The graph shows the simplified trellis diagram for time points   $\nu = 1$  to   $\nu = 8$. 

  • Blue branches come from either   ${\it \Gamma}_{\rm \nu –1}(00)$   or   ${\it \Gamma}_{\rm \nu –1}(01)$   and denote a hypothetical  "$0$".
  • In contrast,  all red branches – starting from the   ${\it \Gamma}_{\rm \nu –1}(10)$  or   ${\it \Gamma}_{\rm \nu –1}(11)$  states – indicate the symbol  "$1$".


Notes:

  • All quantities here are to be understood normalized.
  • Also, assume unipolar and equal probability amplitude coefficients:   ${\rm Pr} (a_\nu = 0) = {\rm Pr} (a_\nu = 1)= 0.5.$


Questions

1

Calculate the following metrics:

$\varepsilon_2(010) \ = \ $

$\varepsilon_2(011) \ = \ $

$\varepsilon_2(110) \ = \ $

$\varepsilon_2(111) \ = \ $

2

Calculate the following minimum accumulated metrics:

${\it \Gamma}_2(10) \ = \ $

${\it \Gamma}_2(11) \ = \ $

3

What are the symbols output by the Viterbi receiver?

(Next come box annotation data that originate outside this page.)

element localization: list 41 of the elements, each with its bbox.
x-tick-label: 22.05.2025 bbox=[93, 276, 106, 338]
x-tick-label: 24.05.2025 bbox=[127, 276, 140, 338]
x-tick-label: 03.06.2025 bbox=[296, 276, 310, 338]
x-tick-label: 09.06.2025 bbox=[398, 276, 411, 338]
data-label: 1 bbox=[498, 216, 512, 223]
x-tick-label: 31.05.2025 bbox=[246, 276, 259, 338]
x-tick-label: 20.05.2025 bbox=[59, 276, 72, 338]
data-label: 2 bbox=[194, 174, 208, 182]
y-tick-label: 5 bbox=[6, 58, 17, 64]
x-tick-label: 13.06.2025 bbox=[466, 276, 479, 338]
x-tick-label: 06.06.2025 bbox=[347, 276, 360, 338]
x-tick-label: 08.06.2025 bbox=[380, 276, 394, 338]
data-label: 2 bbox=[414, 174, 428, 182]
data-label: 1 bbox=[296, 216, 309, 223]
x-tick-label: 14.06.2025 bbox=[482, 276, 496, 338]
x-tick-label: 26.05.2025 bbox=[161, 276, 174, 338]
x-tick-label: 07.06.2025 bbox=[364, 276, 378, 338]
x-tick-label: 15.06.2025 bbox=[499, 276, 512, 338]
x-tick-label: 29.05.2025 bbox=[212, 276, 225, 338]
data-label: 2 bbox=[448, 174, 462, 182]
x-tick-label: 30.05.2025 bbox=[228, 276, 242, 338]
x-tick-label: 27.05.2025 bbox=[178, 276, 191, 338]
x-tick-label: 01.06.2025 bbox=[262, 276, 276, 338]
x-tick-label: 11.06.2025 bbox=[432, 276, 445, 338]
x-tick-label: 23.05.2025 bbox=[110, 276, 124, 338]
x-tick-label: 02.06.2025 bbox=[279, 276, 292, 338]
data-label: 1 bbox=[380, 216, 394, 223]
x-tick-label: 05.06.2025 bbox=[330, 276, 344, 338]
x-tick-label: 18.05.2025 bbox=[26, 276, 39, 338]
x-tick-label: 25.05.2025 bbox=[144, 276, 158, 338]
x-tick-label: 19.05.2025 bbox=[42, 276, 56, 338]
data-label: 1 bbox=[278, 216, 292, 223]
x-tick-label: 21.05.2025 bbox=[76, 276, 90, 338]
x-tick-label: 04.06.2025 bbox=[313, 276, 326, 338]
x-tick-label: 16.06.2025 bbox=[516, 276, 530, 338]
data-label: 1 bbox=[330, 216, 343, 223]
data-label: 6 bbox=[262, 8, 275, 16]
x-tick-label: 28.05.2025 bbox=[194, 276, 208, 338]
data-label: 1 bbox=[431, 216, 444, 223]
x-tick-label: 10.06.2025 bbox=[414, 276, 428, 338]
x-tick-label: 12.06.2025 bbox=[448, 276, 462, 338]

The first seven symbols are   "$1011010$".
The first seven symbols are   "$1101101$".
The last symbol  $a_8 = 1$  is safe.
No definite statement can be made about the symbol  $a_8$. 


Solution

(1)  The first metric is calculated as follows:

$$\varepsilon_{2}(010) = [d_0 - 0 \cdot g_0 - 1 \cdot g_{-1}- 0 \cdot g_{-2}]^2= [0.2 -0.3]^2\hspace{0.15cm}\underline {=0.01} \hspace{0.05cm}.$$

Correspondingly,  for the other metrics:

$$\varepsilon_{2}(011) \ = \ [0.2 -0.3- 0.2]^2\hspace{0.15cm}\underline {=0.09}\hspace{0.05cm},$$
$$\varepsilon_{2}(110) \ = \ [0.2 -0.5- 0.3]^2\hspace{0.15cm}\underline {=0.36}\hspace{0.05cm},$$
$$\varepsilon_{2}(111) \ = \ [0.2 -0.5- 0.3-0.2]^2\hspace{0.15cm}\underline {=0.64} \hspace{0.05cm}.$$


(2)  The task is to find the minimum value of each of two comparison values:

$${\it \Gamma}_{2}(10) \ = \ {\rm Min}\left[{\it \Gamma}_{1}(01) + \varepsilon_{2}(010), \hspace{0.2cm}{\it \Gamma}_{1}(11) + \varepsilon_{2}(110)\right] = {\rm Min}\left[0.2+ 0.01, 1.2 + 0.36\right]\hspace{0.15cm}\underline {= 0.21} \hspace{0.05cm},$$
$${\it \Gamma}_{2}(11) \ = \ {\rm Min}\left[{\it \Gamma}_{1}(01) + \varepsilon_{2}(011), \hspace{0.2cm}{\it \Gamma}_{1}(11) + \varepsilon_{2}(111)\right] = {\rm Min}\left[0.2+ 0.09, 1.2 + 0.64\right]\hspace{0.15cm}\underline {= 0.29} \hspace{0.05cm}.$$


(3)  The  first and last solutions  are correct:

  • The sequence  "$1011010$"  can be recognized from the continuous path:     "red – blue – red – red – blue – red – blue".
  • On the other hand,  no final statement can be made about the symbol  $a_8$  at time  $\nu = 8$:
  • Only under the hypothesis  $a_9 = 1$  and  $a_{\rm 10} = 1$  one would decide for  $a_8 = 0$,  under other hypotheses for  $a_8 = 1$.